Monday, January 11, 2010

Them Are Fighting Words!

How does my goal such as loving God and people play out practically amidst the spinning world of a very busy family? Is it in the moment to moment choices? Is it sitting quietly and communing with the presence of God? Or is it in the becoming? I think it is found in all of those. If I could have taken a snap shot of my soul 28 days ago what would it have looked like? What would it look like today? What would it look like on day 100? Although all those elements have contributed to this living experiment it is in the becoming that I find the transformation. It is in the becoming where choices and communion collide and creation works it magic. My perceptions are different. My responses are different. Even in the whirlwind of my existence a solid settled sense of being has taken over.
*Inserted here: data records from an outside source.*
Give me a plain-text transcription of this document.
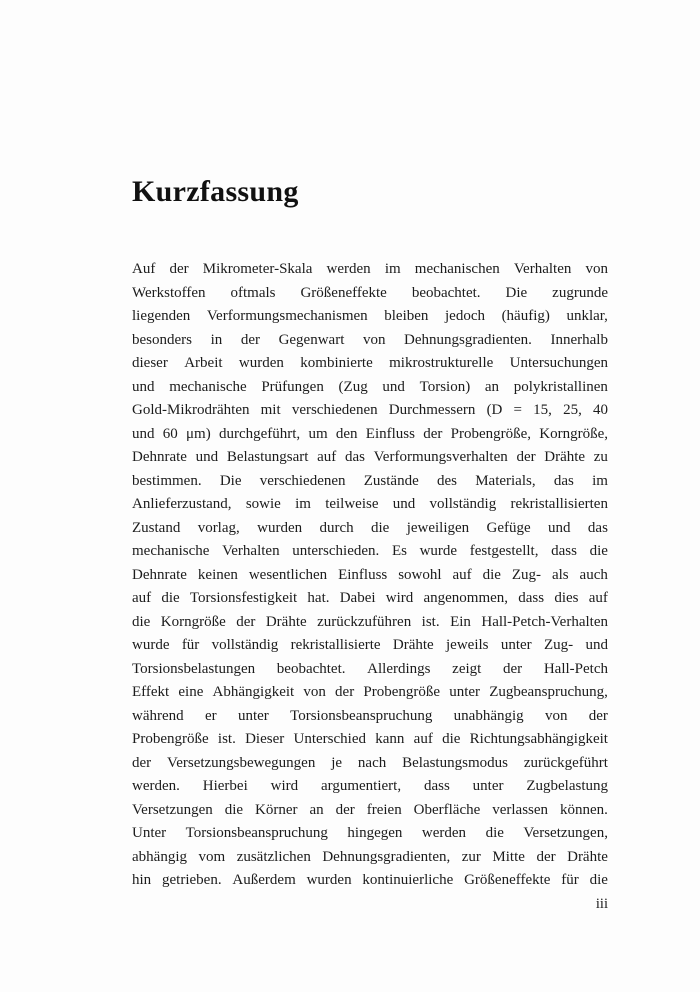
Kurzfassung
Auf der Mikrometer-Skala werden im mechanischen Verhalten von
Werkstoffen oftmals Größeneffekte beobachtet. Die zugrunde
liegenden Verformungsmechanismen bleiben jedoch (häufig) unklar,
besonders in der Gegenwart von Dehnungsgradienten. Innerhalb
dieser Arbeit wurden kombinierte mikrostrukturelle Untersuchungen
und mechanische Prüfungen (Zug und Torsion) an polykristallinen
Gold-Mikrodrähten mit verschiedenen Durchmessern (D = 15, 25, 40
und 60 μm) durchgeführt, um den Einfluss der Probengröße, Korngröße,
Dehnrate und Belastungsart auf das Verformungsverhalten der Drähte zu
bestimmen. Die verschiedenen Zustände des Materials, das im
Anlieferzustand, sowie im teilweise und vollständig rekristallisierten
Zustand vorlag, wurden durch die jeweiligen Gefüge und das
mechanische Verhalten unterschieden. Es wurde festgestellt, dass die
Dehnrate keinen wesentlichen Einfluss sowohl auf die Zug- als auch
auf die Torsionsfestigkeit hat. Dabei wird angenommen, dass dies auf
die Korngröße der Drähte zurückzuführen ist. Ein Hall-Petch-Verhalten
wurde für vollständig rekristallisierte Drähte jeweils unter Zug- und
Torsionsbelastungen beobachtet. Allerdings zeigt der Hall-Petch
Effekt eine Abhängigkeit von der Probengröße unter Zugbeanspruchung,
während er unter Torsionsbeanspruchung unabhängig von der
Probengröße ist. Dieser Unterschied kann auf die Richtungsabhängigkeit
der Versetzungsbewegungen je nach Belastungsmodus zurückgeführt
werden. Hierbei wird argumentiert, dass unter Zugbelastung
Versetzungen die Körner an der freien Oberfläche verlassen können.
Unter Torsionsbeanspruchung hingegen werden die Versetzungen,
abhängig vom zusätzlichen Dehnungsgradienten, zur Mitte der Drähte
hin getrieben. Außerdem wurden kontinuierliche Größeneffekte für die
iii
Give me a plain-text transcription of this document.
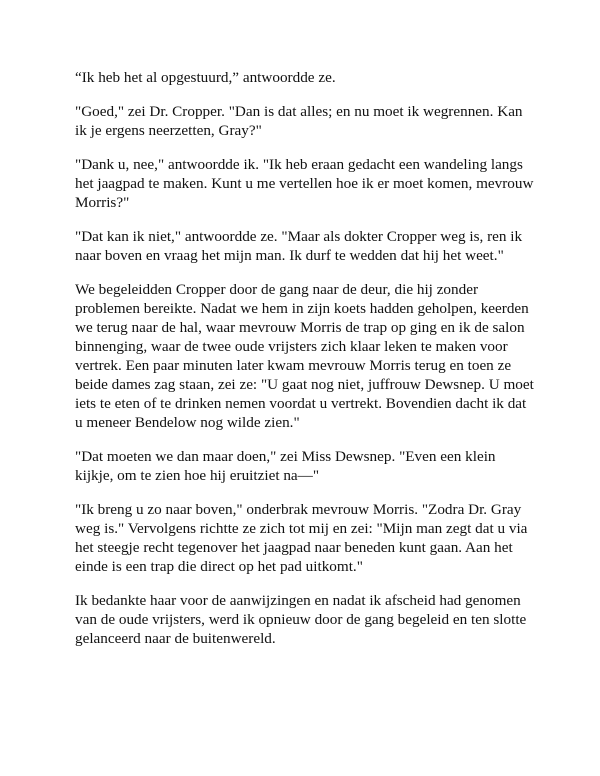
“Ik heb het al opgestuurd,” antwoordde ze.

"Goed," zei Dr. Cropper. "Dan is dat alles; en nu moet ik wegrennen. Kan ik je ergens neerzetten, Gray?"

"Dank u, nee," antwoordde ik. "Ik heb eraan gedacht een wandeling langs het jaagpad te maken. Kunt u me vertellen hoe ik er moet komen, mevrouw Morris?"

"Dat kan ik niet," antwoordde ze. "Maar als dokter Cropper weg is, ren ik naar boven en vraag het mijn man. Ik durf te wedden dat hij het weet."

We begeleidden Cropper door de gang naar de deur, die hij zonder problemen bereikte. Nadat we hem in zijn koets hadden geholpen, keerden we terug naar de hal, waar mevrouw Morris de trap op ging en ik de salon binnenging, waar de twee oude vrijsters zich klaar leken te maken voor vertrek. Een paar minuten later kwam mevrouw Morris terug en toen ze beide dames zag staan, zei ze: "U gaat nog niet, juffrouw Dewsnep. U moet iets te eten of te drinken nemen voordat u vertrekt. Bovendien dacht ik dat u meneer Bendelow nog wilde zien."

"Dat moeten we dan maar doen," zei Miss Dewsnep. "Even een klein kijkje, om te zien hoe hij eruitziet na—"

"Ik breng u zo naar boven," onderbrak mevrouw Morris. "Zodra Dr. Gray weg is." Vervolgens richtte ze zich tot mij en zei: "Mijn man zegt dat u via het steegje recht tegenover het jaagpad naar beneden kunt gaan. Aan het einde is een trap die direct op het pad uitkomt."

Ik bedankte haar voor de aanwijzingen en nadat ik afscheid had genomen van de oude vrijsters, werd ik opnieuw door de gang begeleid en ten slotte gelanceerd naar de buitenwereld.
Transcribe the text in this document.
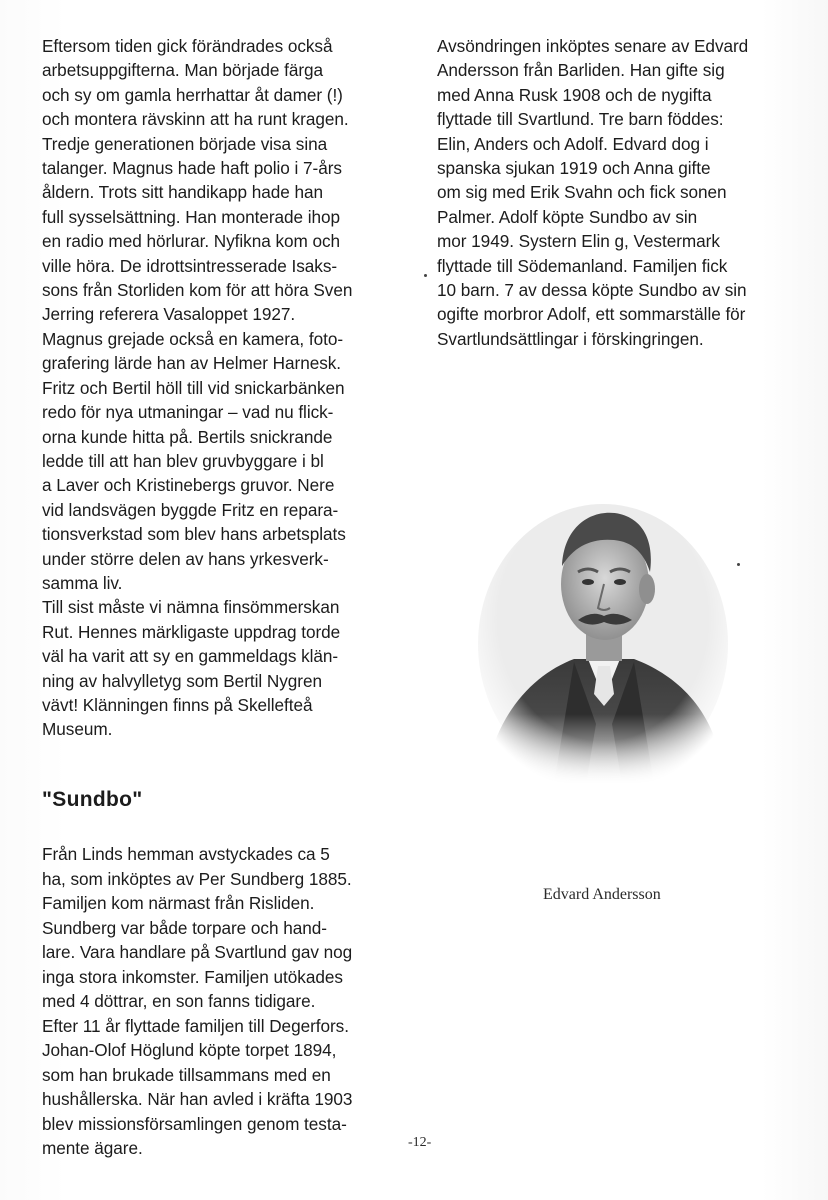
Eftersom tiden gick förändrades också
arbetsuppgifterna. Man började färga
och sy om gamla herrhattar åt damer (!)
och montera rävskinn att ha runt kragen.
Tredje generationen började visa sina
talanger. Magnus hade haft polio i 7-års
åldern. Trots sitt handikapp hade han
full sysselsättning. Han monterade ihop
en radio med hörlurar. Nyfikna kom och
ville höra. De idrottsintresserade Isaks-
sons från Storliden kom för att höra Sven
Jerring referera Vasaloppet 1927.
Magnus grejade också en kamera, foto-
grafering lärde han av Helmer Harnesk.
Fritz och Bertil höll till vid snickarbänken
redo för nya utmaningar – vad nu flick-
orna kunde hitta på. Bertils snickrande
ledde till att han blev gruvbyggare i bl
a Laver och Kristinebergs gruvor. Nere
vid landsvägen byggde Fritz en repara-
tionsverkstad som blev hans arbetsplats
under större delen av hans yrkesverk-
samma liv.
Till sist måste vi nämna finsömmerskan
Rut. Hennes märkligaste uppdrag torde
väl ha varit att sy en gammeldags klän-
ning av halvylletyg som Bertil Nygren
vävt! Klänningen finns på Skellefteå
Museum.
"Sundbo"
Från Linds hemman avstyckades ca 5
ha, som inköptes av Per Sundberg 1885.
Familjen kom närmast från Risliden.
Sundberg var både torpare och hand-
lare. Vara handlare på Svartlund gav nog
inga stora inkomster. Familjen utökades
med 4 döttrar, en son fanns tidigare.
Efter 11 år flyttade familjen till Degerfors.
Johan-Olof Höglund köpte torpet 1894,
som han brukade tillsammans med en
hushållerska. När han avled i kräfta 1903
blev missionsförsamlingen genom testa-
mente ägare.
Avsöndringen inköptes senare av Edvard
Andersson från Barliden. Han gifte sig
med Anna Rusk 1908 och de nygifta
flyttade till Svartlund. Tre barn föddes:
Elin, Anders och Adolf. Edvard dog i
spanska sjukan 1919 och Anna gifte
om sig med Erik Svahn och fick sonen
Palmer. Adolf köpte Sundbo av sin
mor 1949. Systern Elin g, Vestermark
flyttade till Södemanland. Familjen fick
10 barn. 7 av dessa köpte Sundbo av sin
ogifte morbror Adolf, ett sommarställe för
Svartlundsättlingar i förskingringen.
Edvard Andersson
-12-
It is not that the outward aspects of my life have changed. I have changed. Deliberately. Consciously. Intentionally. I have crossed the line and I could never return to passive living. I have learned in 28 days how to grab a hold of the every day and make it mine. Like the cowboy roping the bull I have taken the lasso and landed my target.

On day 1 I was akin to the toddling babe just learning how to take its first steps. Lots of deep breaths and pauses in the day. Lots of falling down and having to pick myself back up. Determination filled every nook of my being. What does it mean to walk in the light because He is in the light? How do we "put off our old self" as it is spoken in Ephesians 4:24. It does not just happen because we wish it to. Change like that does not occur because we "feel" it or "want" it to be so. Like a coat must be physically taken off so we must take action and "put off" who we don't want to be. Choices must be made. We must recognize that there are truly things that look good but steal life. That there are those things that we genuinely want and yet are not the best for us. I did. I do. I want what I want and I want it now. Or at least I did. Not so much anymore. I am "created to be like God in true righteousness and holiness" (Eph. 4:24). Not in a religious attitude but in practical humble everyday life. Righteousness is an action and a state of being not a pretense. It is by taking control of the mind and making new. Purposefully and intentionally putting to death anything that would stand contrary to the nature of Christ. Not allowing excuses to pass my lips but allowing my will to rise up and command my soul to shut up.

We are urged to live a life worthy of the calling we have received. We are told to be completely humble and gentle, patient and to bear up in love. We are told to MAKE EVERY EFFORT to keep the unity of the Spirit through the bond of peace. Those are actions words. A Southern friend of mine would say; "them are fighting words!" They are ... they are! So step up! You are worth the fight. Live the best life that you can possibly live every day...... and at the end, no matter what there will be a smile on your face and peace in the depths of your soul.